Akankah Polarisasi Itu Terus Berlanjut?

Diperbarui: 1 Juli 2019   22:50

Kompasiana adalah platform blog. Konten ini menjadi tanggung jawab bloger dan tidak mewakili pandangan redaksi Kompas.

Ilustrasi polarisasi politik (sindonews.com)

Paska keluarnya keputusan Mahkamah Kontitusi (MK) tentang sengketa pilpres 2019 seminggu lalu telah mengubah dinamika politik tanah air dan menampilkan wajah baru formulasi koalisi dan oposisi.

Kepastian secara hukum kemenangan Jokowi dan KH. Ma'ruf Amin sebagai Presiden dan Wakil Presiden Republik Indonesia terpilih periode 2019-2024 pun telah ditetapkan oleh Komisi Pemilihan Umum (KPU) kemarin, Minggu, 30/6/2019.

Namun sengketa pemilu secara politik ternyata belum usai meskipun palu hakim MK sudah diketuk bagi Jokowi-Ma'ruf. Walau Prabowo-Sandi tidak melanjutkan tuntutan hukum ke tingkat lebih tinggi yaitu Mahkamah Internasional tapi "perlawanan" kubu ini belum selesai.

Rencana rekonsiliasi yang diwacanakan oleh pihak petahana pun tak kunjung terwujud karena berbagai kendala politik antara dua tokoh tersebut. Ketika ditanya ke Jokowi, ia katakan silakan tanyakan ke Prabowo Subianto. Sementara itu, sang mantan jenderal itu pun enggan menemui Jokowi sebab momentumnya belum tepat.

Akan tetapi sebenarnya momentum pertemuan dua politisi itu sangat tepat bila tidak dalam suasana politik. Sehingga bila kemarin Prabowo-Sandi tidak hadir di acara penetapan Jokowi-Ma'ruf sebagai pemenang pilpres oleh KPU sudah tepat. Namun jangan sampai ketidakhadiran mereka dibaca sebagai kebencian terhadap Jokowi.

Terlepas dari siapa menang dan kalah. Fenomena pecah belah ternyata masih terus berlangsung.

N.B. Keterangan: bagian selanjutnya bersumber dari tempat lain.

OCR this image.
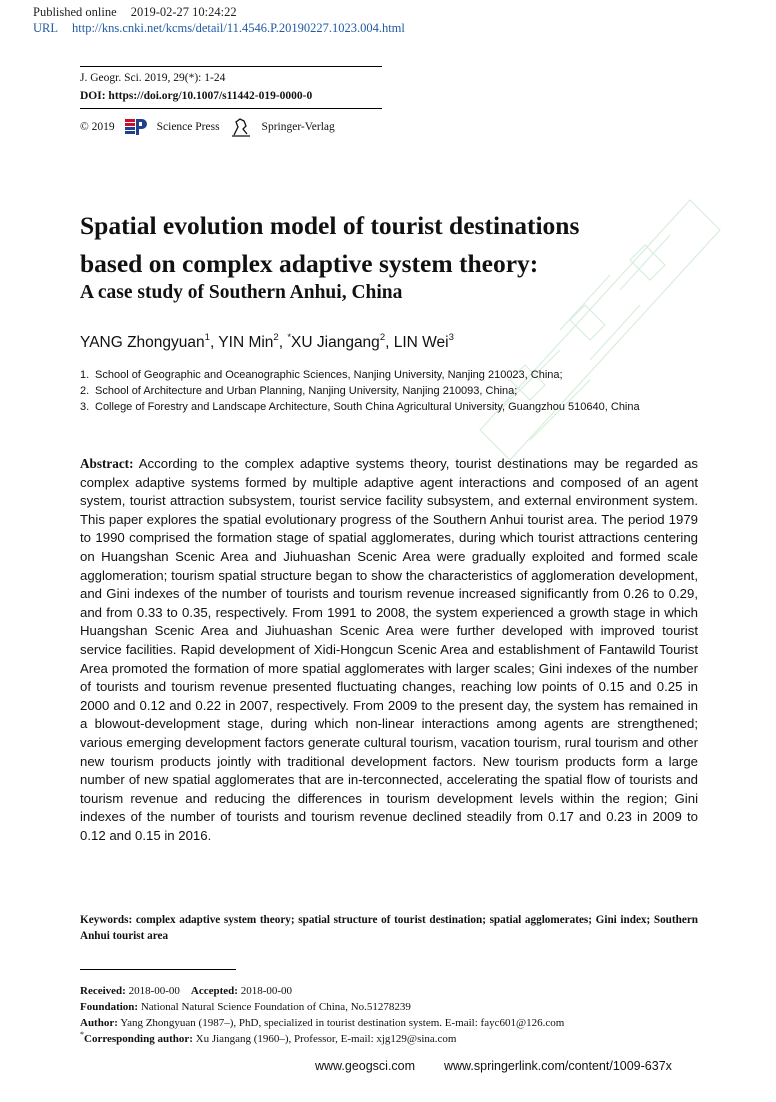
Published online 2019-02-27 10:24:22
URL http://kns.cnki.net/kcms/detail/11.4546.P.20190227.1023.004.html
J. Geogr. Sci. 2019, 29(*): 1-24
DOI: https://doi.org/10.1007/s11442-019-0000-0
© 2019	Science Press	Springer-Verlag
Spatial evolution model of tourist destinations
based on complex adaptive system theory:
A case study of Southern Anhui, China
YANG Zhongyuan$^1$, YIN Min$^2$, *XU Jiangang$^2$, LIN Wei$^3$
1. School of Geographic and Oceanographic Sciences, Nanjing University, Nanjing 210023, China;
2. School of Architecture and Urban Planning, Nanjing University, Nanjing 210093, China;
3. College of Forestry and Landscape Architecture, South China Agricultural University, Guangzhou 510640, China
Abstract: According to the complex adaptive systems theory, tourist destinations may be regarded as complex adaptive systems formed by multiple adaptive agent interactions and composed of an agent system, tourist attraction subsystem, tourist service facility subsystem, and external environment system. This paper explores the spatial evolutionary progress of the Southern Anhui tourist area. The period 1979 to 1990 comprised the formation stage of spatial agglomerates, during which tourist attractions centering on Huangshan Scenic Area and Jiuhuashan Scenic Area were gradually exploited and formed scale agglomeration; tourism spatial structure began to show the characteristics of agglomeration development, and Gini indexes of the number of tourists and tourism revenue increased significantly from 0.26 to 0.29, and from 0.33 to 0.35, respectively. From 1991 to 2008, the system experienced a growth stage in which Huangshan Scenic Area and Jiuhuashan Scenic Area were further developed with improved tourist service facilities. Rapid development of Xidi-Hongcun Scenic Area and establishment of Fantawild Tourist Area promoted the formation of more spatial agglomerates with larger scales; Gini indexes of the number of tourists and tourism revenue presented fluctuating changes, reaching low points of 0.15 and 0.25 in 2000 and 0.12 and 0.22 in 2007, respectively. From 2009 to the present day, the system has remained in a blowout-development stage, during which non-linear interactions among agents are strengthened; various emerging development factors generate cultural tourism, vacation tourism, rural tourism and other new tourism products jointly with traditional development factors. New tourism products form a large number of new spatial agglomerates that are in-terconnected, accelerating the spatial flow of tourists and tourism revenue and reducing the differences in tourism development levels within the region; Gini indexes of the number of tourists and tourism revenue declined steadily from 0.17 and 0.23 in 2009 to 0.12 and 0.15 in 2016.
Keywords: complex adaptive system theory; spatial structure of tourist destination; spatial agglomerates; Gini index; Southern Anhui tourist area
Received: 2018-00-00 Accepted: 2018-00-00
Foundation: National Natural Science Foundation of China, No.51278239
Author: Yang Zhongyuan (1987–), PhD, specialized in tourist destination system. E-mail: fayc601@126.com
*Corresponding author: Xu Jiangang (1960–), Professor, E-mail: xjg129@sina.com
www.geogsci.com www.springerlink.com/content/1009-637x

Penolakan Cak Imin dan PKB terhadap kehadiran anggota koalisi baru Jokowi menandakan belum mencairnya semangat elit partai untuk rekonsiliasi.

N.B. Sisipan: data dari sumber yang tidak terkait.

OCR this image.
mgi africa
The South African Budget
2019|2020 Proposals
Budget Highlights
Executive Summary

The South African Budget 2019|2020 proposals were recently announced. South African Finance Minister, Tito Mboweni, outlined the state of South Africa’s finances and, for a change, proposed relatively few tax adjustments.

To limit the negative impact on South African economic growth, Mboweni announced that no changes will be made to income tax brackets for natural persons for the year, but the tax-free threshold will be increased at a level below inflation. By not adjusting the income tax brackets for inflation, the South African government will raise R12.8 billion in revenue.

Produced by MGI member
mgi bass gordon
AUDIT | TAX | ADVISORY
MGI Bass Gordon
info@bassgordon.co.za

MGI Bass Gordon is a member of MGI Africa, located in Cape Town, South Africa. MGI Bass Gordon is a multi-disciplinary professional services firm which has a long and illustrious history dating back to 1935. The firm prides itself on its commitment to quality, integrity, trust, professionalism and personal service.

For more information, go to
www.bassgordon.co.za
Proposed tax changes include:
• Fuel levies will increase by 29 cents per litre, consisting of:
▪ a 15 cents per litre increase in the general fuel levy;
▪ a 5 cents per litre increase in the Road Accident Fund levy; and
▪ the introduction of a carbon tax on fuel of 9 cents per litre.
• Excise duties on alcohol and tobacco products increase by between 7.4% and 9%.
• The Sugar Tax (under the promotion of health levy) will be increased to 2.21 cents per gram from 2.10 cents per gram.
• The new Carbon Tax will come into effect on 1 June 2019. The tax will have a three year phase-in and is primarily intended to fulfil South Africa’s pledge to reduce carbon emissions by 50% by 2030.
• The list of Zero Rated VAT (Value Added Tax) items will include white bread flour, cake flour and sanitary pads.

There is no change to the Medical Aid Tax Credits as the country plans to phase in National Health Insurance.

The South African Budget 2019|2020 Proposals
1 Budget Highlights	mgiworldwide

Gejala tersebut merupakan upaya elit koalisi Jokowi untuk menghadang mantan sekutu Prabowo Subianto-Sandiaga Uno menikmati kekuasaan walau hanya katakanlah satu kursi menteri. Ironisnya setelah koalisi 02 dibubarkan mereka tidak malu-malu merapat ke Jokowi walau cenderung ditolak.

Polarisasi kian kentara terlihat mana kala Wasekjend Partai Demokrat Andi Arief mengeluarkan kalimat tidak etik dengan mengatakan ada dua partai yang terkucil. Maksud Andi Arief barangkali jika Demokrat tidak masuk ke istana maka akan menjadi partai yang terkucil.

Pernyataan Andi Arief tersebut merupakan bentuk polarisasi politik pada tingkat partai. Dia menunjukkan kepada publik partai yang tidak ikut dalam pemerintahan lalu akan terisolasi. Dan lebih mengkuatirkan lagi bila Andi Arief menganggap oposisi sebagai musuh politik negara.

Padahal seorang tokoh politik nasional mengatakan baik didalam maupun diluar pemerintahan sama mulianya bila itu memperjuangkannya kepentingan rakyat, bangsa dan negara. Lalu jika itu semangat yang diusung oleh sebagai partai politik untuk tetap bertahan diluar pemerintahan, mengapa harus harus ada yang terkucil? Mestinya mereka terhormat.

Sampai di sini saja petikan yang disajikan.